Integration with Pkg-Config

The last part that is covered for autoconf is how to integrate pkg-config support into the projects when using configure.ac.

Pkg-config comes with a macro package (pkg.m4), which contains some useful macros for integration. The best documentation for these can be found in the pkg-config manual pages.

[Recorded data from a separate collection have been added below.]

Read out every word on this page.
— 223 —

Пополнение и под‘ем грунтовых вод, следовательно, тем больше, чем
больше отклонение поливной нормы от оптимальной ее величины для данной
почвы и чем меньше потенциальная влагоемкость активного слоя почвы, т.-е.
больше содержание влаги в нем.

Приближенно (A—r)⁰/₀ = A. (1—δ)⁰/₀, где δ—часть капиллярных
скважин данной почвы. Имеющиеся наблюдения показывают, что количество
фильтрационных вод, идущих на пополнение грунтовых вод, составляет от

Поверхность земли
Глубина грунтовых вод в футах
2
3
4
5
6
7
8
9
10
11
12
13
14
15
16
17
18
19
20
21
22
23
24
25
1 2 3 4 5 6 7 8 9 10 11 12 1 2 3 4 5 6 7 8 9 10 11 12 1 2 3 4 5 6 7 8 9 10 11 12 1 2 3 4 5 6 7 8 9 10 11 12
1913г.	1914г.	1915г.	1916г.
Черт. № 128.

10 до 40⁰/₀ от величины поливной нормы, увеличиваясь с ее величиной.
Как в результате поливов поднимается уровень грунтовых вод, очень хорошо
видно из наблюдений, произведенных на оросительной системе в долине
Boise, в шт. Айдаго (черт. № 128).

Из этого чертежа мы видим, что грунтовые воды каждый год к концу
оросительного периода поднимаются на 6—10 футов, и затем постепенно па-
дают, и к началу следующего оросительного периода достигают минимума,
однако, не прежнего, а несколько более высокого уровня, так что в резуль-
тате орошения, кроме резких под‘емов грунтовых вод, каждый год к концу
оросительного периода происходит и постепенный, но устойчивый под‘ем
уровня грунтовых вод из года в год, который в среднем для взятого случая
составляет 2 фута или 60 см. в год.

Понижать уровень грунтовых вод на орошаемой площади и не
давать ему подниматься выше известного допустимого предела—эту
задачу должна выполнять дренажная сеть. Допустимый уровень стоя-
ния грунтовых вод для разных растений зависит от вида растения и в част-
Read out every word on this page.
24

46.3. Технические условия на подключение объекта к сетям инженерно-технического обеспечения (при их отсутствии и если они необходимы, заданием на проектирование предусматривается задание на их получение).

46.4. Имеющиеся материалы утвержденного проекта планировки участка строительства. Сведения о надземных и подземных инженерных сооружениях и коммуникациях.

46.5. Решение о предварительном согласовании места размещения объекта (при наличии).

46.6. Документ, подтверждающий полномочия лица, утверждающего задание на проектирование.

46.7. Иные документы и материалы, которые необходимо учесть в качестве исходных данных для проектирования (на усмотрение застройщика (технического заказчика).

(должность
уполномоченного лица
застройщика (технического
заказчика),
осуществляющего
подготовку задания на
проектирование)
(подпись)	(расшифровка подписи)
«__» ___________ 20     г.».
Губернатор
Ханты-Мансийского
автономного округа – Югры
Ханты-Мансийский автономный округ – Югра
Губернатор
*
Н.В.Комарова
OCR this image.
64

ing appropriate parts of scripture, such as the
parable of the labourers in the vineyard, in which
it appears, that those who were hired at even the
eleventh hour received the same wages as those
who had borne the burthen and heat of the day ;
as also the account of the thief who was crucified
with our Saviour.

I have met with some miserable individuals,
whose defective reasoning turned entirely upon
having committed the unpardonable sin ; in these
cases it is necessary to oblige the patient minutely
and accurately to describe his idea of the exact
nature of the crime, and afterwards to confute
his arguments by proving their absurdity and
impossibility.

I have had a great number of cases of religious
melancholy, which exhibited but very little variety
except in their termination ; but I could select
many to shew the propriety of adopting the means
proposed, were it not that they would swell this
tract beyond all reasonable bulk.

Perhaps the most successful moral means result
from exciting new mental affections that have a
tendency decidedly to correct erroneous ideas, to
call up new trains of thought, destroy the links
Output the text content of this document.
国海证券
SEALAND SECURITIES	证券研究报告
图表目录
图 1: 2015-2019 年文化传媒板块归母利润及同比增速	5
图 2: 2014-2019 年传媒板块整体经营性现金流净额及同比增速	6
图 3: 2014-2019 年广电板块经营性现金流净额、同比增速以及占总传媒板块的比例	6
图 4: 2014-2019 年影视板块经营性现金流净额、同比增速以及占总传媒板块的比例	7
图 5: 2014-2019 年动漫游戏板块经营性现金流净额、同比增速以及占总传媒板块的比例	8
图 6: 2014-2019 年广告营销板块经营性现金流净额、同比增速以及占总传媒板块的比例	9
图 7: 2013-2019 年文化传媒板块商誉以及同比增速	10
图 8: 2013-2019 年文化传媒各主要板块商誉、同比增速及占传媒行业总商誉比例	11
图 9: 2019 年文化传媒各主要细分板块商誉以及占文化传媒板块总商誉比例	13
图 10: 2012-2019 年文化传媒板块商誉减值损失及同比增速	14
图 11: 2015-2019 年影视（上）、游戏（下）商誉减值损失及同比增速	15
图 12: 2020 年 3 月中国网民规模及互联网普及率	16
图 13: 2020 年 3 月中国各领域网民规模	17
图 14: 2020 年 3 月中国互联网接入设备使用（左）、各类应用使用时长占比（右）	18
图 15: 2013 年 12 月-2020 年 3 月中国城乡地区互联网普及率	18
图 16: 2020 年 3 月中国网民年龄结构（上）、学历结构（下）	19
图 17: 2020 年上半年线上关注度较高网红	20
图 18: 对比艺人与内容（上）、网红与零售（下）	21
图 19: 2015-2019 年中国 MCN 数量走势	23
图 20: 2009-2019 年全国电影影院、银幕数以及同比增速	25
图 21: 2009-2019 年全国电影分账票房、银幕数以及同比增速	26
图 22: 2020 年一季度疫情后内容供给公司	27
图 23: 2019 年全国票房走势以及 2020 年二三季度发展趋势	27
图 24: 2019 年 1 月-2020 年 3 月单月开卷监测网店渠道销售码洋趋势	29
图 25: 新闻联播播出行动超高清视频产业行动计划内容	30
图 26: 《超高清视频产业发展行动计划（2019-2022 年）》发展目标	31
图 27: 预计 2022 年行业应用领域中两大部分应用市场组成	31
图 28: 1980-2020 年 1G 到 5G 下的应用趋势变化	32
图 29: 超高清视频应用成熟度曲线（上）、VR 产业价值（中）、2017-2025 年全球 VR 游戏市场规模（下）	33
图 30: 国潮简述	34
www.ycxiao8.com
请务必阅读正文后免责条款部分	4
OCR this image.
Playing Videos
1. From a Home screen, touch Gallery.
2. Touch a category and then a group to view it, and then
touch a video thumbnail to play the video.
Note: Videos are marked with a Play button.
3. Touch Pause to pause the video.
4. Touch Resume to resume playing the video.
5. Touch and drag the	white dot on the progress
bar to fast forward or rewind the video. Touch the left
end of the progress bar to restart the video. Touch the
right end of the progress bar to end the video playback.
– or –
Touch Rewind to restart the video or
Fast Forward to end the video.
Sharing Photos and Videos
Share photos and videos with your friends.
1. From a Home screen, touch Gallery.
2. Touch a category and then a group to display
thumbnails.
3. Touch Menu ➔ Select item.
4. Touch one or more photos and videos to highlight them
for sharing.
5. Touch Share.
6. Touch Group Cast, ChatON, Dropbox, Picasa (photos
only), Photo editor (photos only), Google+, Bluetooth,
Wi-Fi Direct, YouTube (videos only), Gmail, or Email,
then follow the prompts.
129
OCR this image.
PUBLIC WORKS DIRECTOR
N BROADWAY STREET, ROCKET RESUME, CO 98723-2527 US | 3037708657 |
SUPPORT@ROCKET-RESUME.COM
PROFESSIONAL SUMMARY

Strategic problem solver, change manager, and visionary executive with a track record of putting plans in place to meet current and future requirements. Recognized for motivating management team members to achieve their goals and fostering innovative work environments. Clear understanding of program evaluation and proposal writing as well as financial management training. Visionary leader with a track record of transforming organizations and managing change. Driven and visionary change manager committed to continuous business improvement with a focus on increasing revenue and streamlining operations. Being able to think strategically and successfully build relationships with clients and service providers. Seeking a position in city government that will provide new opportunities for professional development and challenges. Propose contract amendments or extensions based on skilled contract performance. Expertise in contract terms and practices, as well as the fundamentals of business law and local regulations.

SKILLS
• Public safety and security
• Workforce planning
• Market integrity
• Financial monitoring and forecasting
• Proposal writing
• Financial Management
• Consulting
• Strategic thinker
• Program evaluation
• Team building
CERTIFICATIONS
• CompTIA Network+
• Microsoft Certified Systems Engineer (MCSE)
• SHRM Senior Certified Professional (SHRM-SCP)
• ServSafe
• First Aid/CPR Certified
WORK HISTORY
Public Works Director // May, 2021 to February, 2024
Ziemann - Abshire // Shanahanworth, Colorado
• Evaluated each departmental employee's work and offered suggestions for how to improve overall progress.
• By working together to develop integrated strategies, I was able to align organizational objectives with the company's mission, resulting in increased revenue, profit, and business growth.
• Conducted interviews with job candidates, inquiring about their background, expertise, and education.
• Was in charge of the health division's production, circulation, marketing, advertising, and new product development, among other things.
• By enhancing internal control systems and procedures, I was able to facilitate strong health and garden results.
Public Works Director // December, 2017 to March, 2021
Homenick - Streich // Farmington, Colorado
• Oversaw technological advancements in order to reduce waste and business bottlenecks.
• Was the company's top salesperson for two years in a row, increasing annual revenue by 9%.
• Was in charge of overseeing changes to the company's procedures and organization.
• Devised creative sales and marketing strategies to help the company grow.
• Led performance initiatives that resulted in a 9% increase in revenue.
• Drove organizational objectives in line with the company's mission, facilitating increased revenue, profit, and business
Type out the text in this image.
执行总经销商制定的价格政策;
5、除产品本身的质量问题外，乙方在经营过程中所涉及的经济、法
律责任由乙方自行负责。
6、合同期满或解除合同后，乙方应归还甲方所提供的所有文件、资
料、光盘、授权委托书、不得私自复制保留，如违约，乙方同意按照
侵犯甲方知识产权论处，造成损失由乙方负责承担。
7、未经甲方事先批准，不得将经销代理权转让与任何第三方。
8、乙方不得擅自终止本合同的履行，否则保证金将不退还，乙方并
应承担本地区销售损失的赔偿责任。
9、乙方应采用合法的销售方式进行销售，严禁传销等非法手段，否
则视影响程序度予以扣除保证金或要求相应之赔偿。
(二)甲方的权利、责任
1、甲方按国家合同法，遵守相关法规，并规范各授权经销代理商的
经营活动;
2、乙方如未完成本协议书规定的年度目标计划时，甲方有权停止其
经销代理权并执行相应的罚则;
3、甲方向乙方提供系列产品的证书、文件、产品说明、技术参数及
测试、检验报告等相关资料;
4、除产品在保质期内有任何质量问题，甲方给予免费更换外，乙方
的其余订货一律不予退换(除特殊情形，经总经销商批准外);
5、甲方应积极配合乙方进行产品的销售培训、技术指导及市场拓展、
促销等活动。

For the purpose of this example, only one macro is used, PKG_CHECK_MODULES, which is used as part of configure.ac for pkg-config integration

# Check whether the necessary pkg-config packages are present. The
# PKG_CHECK_MODULES macro is supplied by pkg-config
# (/usr/share/aclocal/).
#
# The first parameter is the variable name prefix that is
# used to create two variables: one to hold the CFLAGS required by
# the packages, and one to hold the LDFLAGS (LIBS) required by the
# packages. The variable name prefix (HHW) can be chosen freely.
PKG_CHECK_MODULES(HHW, gtk+-2.0 hildon-1 hildon-fm-2 gnome-vfs-2.0 \
                       gconf-2.0 libosso)
# At this point HHW_CFLAGS contains the necessary compiler flags
# and HHW_LIBS contains the linker options necessary for all the
# packages listed above.
#
# Add the pkg-config supplied values to the ones that are used by
# Makefile or supplied by the user running ./configure.
CFLAGS="$HHW_CFLAGS $CFLAGS"
LIBS="$HHW_LIBS $LIBS"

The proper placing for this code is after all the AC_PROG_* checks and before the AC_OUTPUT macros (so that the build flags may affect the substituted files).

Check also the validity of the package names by using:

pkg-config --list-all

to make sure you do not try to get the wrong library information.